だが、そんなことはお構いなしに、しつこく助けを求めてくる。さすがに堪忍袋の尾が切れそうだ。
「助けてくれないかい? 裕、お願いだ。裕……」
「おい、いいかげんに……え?」
腰回りの圧迫感が無くなったことに気づく。腰を見ると、ベルトが取れていた。
「お、おい!」
ズボンを固定するベルトが、なくなったのにも関わらず、晴翔が勢いよく抱きついてきた。

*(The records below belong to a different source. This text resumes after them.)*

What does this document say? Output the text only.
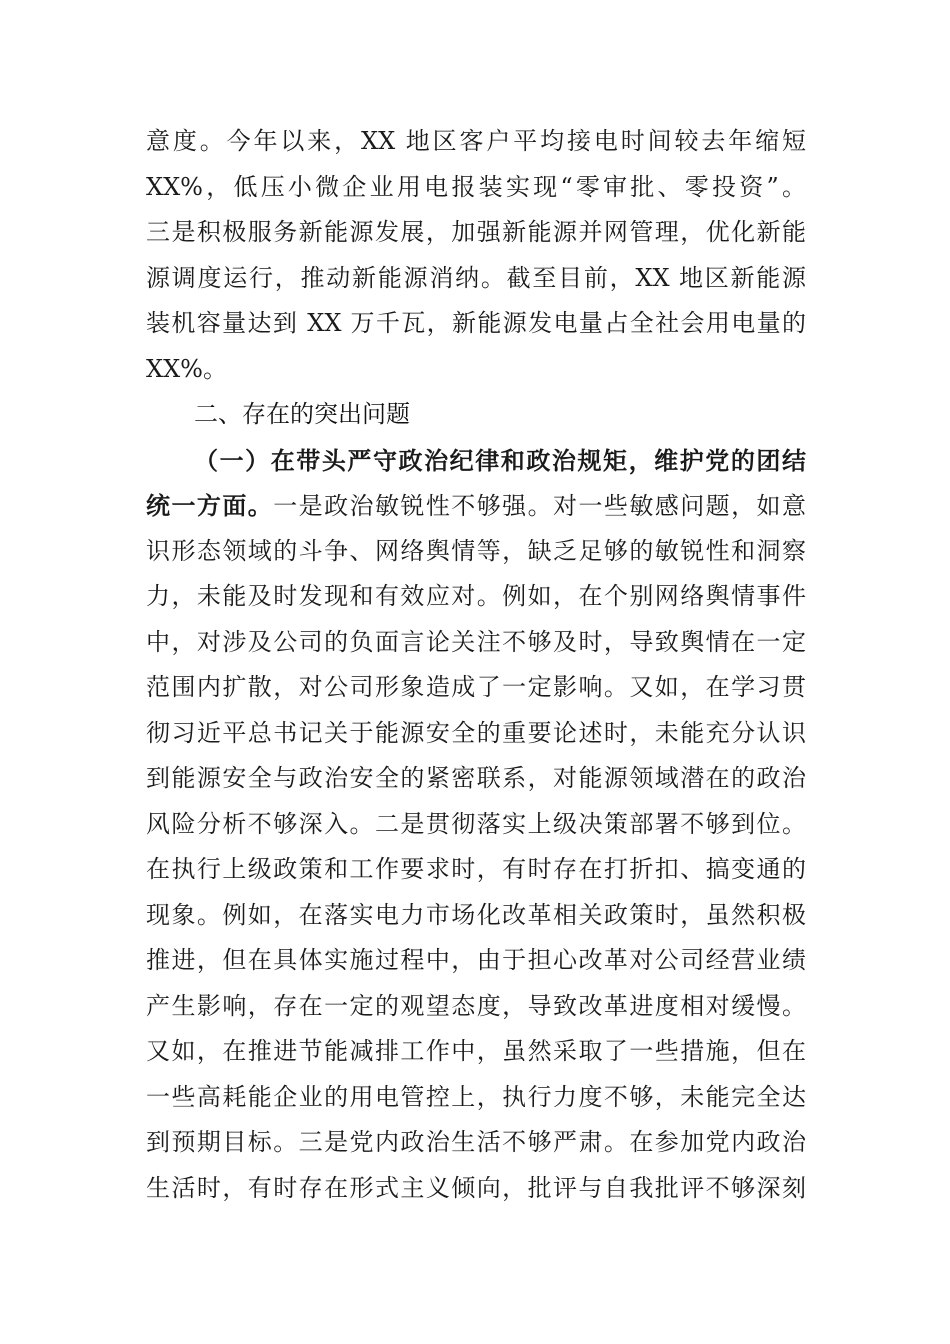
意度。今年以来，XX 地区客户平均接电时间较去年缩短
XX%，低压小微企业用电报装实现“零审批、零投资”。
三是积极服务新能源发展，加强新能源并网管理，优化新能
源调度运行，推动新能源消纳。截至目前，XX 地区新能源
装机容量达到 XX 万千瓦，新能源发电量占全社会用电量的
XX%。
二、存在的突出问题
（一）在带头严守政治纪律和政治规矩，维护党的团结
统一方面。一是政治敏锐性不够强。对一些敏感问题，如意
识形态领域的斗争、网络舆情等，缺乏足够的敏锐性和洞察
力，未能及时发现和有效应对。例如，在个别网络舆情事件
中，对涉及公司的负面言论关注不够及时，导致舆情在一定
范围内扩散，对公司形象造成了一定影响。又如，在学习贯
彻习近平总书记关于能源安全的重要论述时，未能充分认识
到能源安全与政治安全的紧密联系，对能源领域潜在的政治
风险分析不够深入。二是贯彻落实上级决策部署不够到位。
在执行上级政策和工作要求时，有时存在打折扣、搞变通的
现象。例如，在落实电力市场化改革相关政策时，虽然积极
推进，但在具体实施过程中，由于担心改革对公司经营业绩
产生影响，存在一定的观望态度，导致改革进度相对缓慢。
又如，在推进节能减排工作中，虽然采取了一些措施，但在
一些高耗能企业的用电管控上，执行力度不够，未能完全达
到预期目标。三是党内政治生活不够严肃。在参加党内政治
生活时，有时存在形式主义倾向，批评与自我批评不够深刻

その勢いでズボンが脱げそうになる。脱がされないように必死に抵抗していると、
「それでね。担任の先生が……」
「うん」
女子の声が聞こえてきた。声はどんどん近づいてくる。
やばい、このままではこっちに来てしまう。もし、来た時にズボンが脱がされたら……。
「頼むよ、裕!」
「分かったから! とにかく離せ!」
「本当かい!?」
晴翔が喜んでいる中、落ちかけていたズボンを上げ、ベルトを締める。女子が行ったのを確認すると、小さな溜息をついた。
「……晴翔、本当に久保に勝つ気あるか?」
「もちろんだよ。つい、口任せで言ってしまったが、裕と卓球をするためなら、頑張るさ」
「そうか」
晴翔から頑張る気持ちが、ひしひしと伝わってくる。
「じゃあ、早速勉強を始めるか」
「え? ははは、テスト発表日まで一週間もあるじゃないか。それにそこからまだ一週間もある。つまり、二週間もあるんだ」
「……何が言いたいんだ?」
「今から勉強しなくても、まだ大丈夫じゃないかな。まだ二週間もあるからね」
今度はわざと大きな溜息をつく。
晴翔は驚いた顔をする。
「甘い。お前の場合、今から始めても遅い方だ。やる気がないなら、諦めろ」
しまった。きつく言いすぎた。
「裕」
さっきまでとは一転し、晴翔は今までに見たことがないぐらい真剣な顔をしていた。
「裕の言葉を聞いて、はっきりしたよ。僕は勉強から逃げてたんだ。けど、それじゃあ駄目だ。運で花織に勝つのも違う」
「晴翔……」
「僕は花織に勝つために、裕と卓球をするために、勉強を頑張るよ。さっきはごめん……」
晴翔が頭を下げる。
「……毎日しっかり勉強するか?」
そう言うと、晴翔は思いっきり頭を上げる。
「ああ!」
「……分かった」
「ありがとう、裕! 頑張るよ」
そして、テスト勉強が始まった。